Uma equipe de cientistas do Reino Unido deu um passo promissor rumo ao combate ao envelhecimento celular. Usando inteligência artificial, a startup Shift Bioscience identificou um único gene capaz de rejuvenescer células humanas em cerca de dez anos — sem os riscos comuns de outras abordagens do tipo. A descoberta foi validada em laboratório e, segundo os pesquisadores, poderá servir de base para medicamentos que preveniam ou revertam doenças crônicas associadas ao envelhecimento, como diabete, demência e problemas cardiovasculares.
Imagine uma célula humana com dez anos a menos. Agora, imagine milhões de células rejuvenescidas ao mesmo tempo, sem perder suas funções e sem se transformar em células-tronco, como ocorre com os polêmicos fatores de Yamanaka, conhecidos por sua potência — e também pelos riscos tumorais que carregam. Foi o que conseguiu a equipe da Shift Bioscience, ao descobrir o gene SB000: um fator único que reduz a idade biológica de diversos tipos de célula, mantendo sua identidade e segurança.
“A grande surpresa foi descobrir que não precisávamos de um coquetel de genes para rejuvenescer a célula. Um único gene foi suficiente para reverter vários marcadores de idade biológica sem empurrar a célula para um estado embrionário perigoso”, explica o cientista brasileiro Lucas Camilo, pesquisador da Shift e um dos responsáveis pelo estudo. Segundo ele, a descoberta simplifica o caminho para o desenvolvimento de terapias: reduz os riscos de segurança e acelera os trâmites regulatórios.
O segredo por trás do avanço foi o uso de ferramentas baseadas em inteligência artificial, como o relógio de envelhecimento de célula única — um algoritmo desenvolvido pelo próprio Lucas, capaz de medir com precisão a idade biológica de cada célula a partir do padrão de expressão dos seus genes.
A partir desse sistema, os pesquisadores introduziram um gene de cada vez nas células, observaram o comportamento de milhões delas e analisaram individualmente os resultados. “Entre mais de 1.500 genes avaliados, o SB000 produziu uma grande redução de idade, preservou a identidade celular e não provocou sinais de pluripotência indesejada. Quando repetimos o experimento em outro tipo de célula, o resultado foi ainda mais impressionante, o que confirmou que o efeito era robusto”, afirma.

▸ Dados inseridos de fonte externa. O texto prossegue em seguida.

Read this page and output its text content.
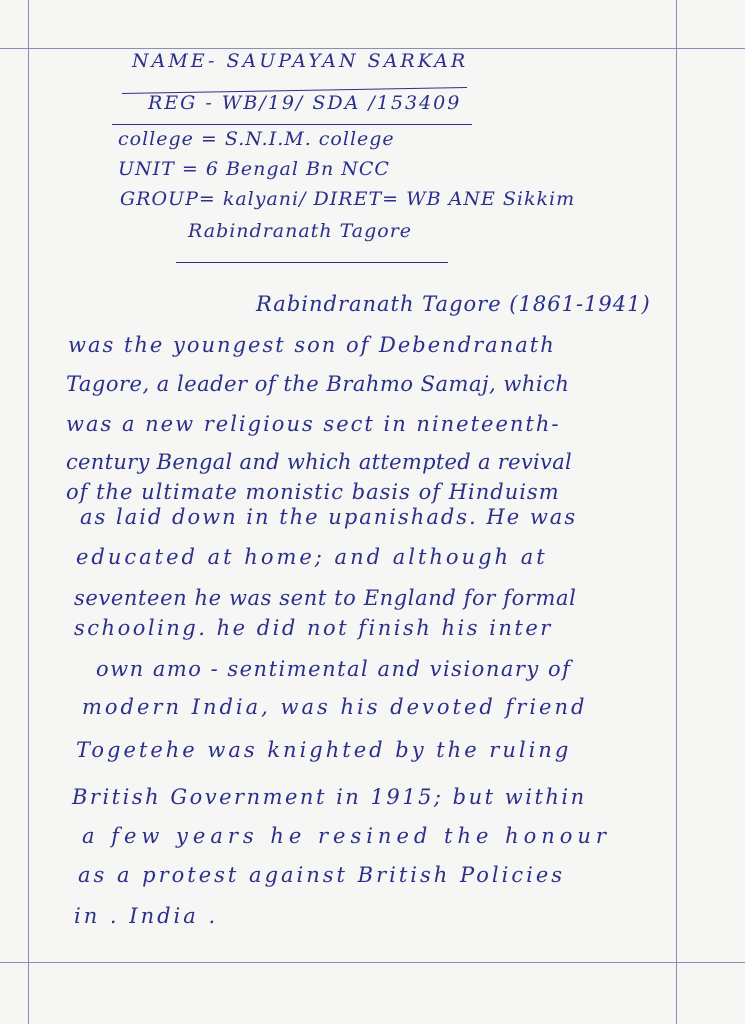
NAME- SAUPAYAN SARKAR
REG - WB/19/ SDA /153409
college = S.N.I.M. college
UNIT = 6 Bengal Bn NCC
GROUP= kalyani/ DIRET= WB ANE Sikkim
Rabindranath Tagore
Rabindranath Tagore (1861-1941)
was the youngest son of Debendranath
Tagore, a leader of the Brahmo Samaj, which
was a new religious sect in nineteenth-
century Bengal and which attempted a revival
of the ultimate monistic basis of Hinduism
as laid down in the upanishads. He was
educated at home; and although at
seventeen he was sent to England for formal
schooling. he did not finish his inter
own amo - sentimental and visionary of
modern India, was his devoted friend
Togetehe was knighted by the ruling
British Government in 1915; but within
a few years he resined the honour
as a protest against British Policies
in . India .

Além do relógio de envelhecimento, a equipe utilizou uma ferramenta complementar chamada “célula virtual”, um modelo computacional treinado para simular o comportamento de uma célula com base na atividade de milhares de genes. Essa plataforma permitiu testar, no computador, milhões de combinações e prever quais genes poderiam rejuvenescê-la. “Isso economiza meses ou anos de testes laboratoriais. A mesma tecnologia poderá futuramente ser adaptada para descobrir alvos terapêuticos em outras doenças”, destaca Lucas.
Objetivo
O envelhecimento celular é considerado a principal causa das doenças modernas. Com o tempo, as células acumulam danos, perdem eficiência e favorecem o surgimento de quadros como osteoartrite, doenças cardiovasculares, diabete tipo 2, demência e até alguns tipos de câncer. Por isso, ao reverter a idade biológica das células, os cientistas esperam desenvolver terapias que ajudem a prevenir ou tratar uma ampla gama de enfermidades associadas ao avanço da idade. “Nosso objetivo é desenvolver medicamentos que não tratem apenas os sintomas, mas que atuem na causa de origem da maioria das doenças crônicas: o envelhecimento”, diz o pesquisador.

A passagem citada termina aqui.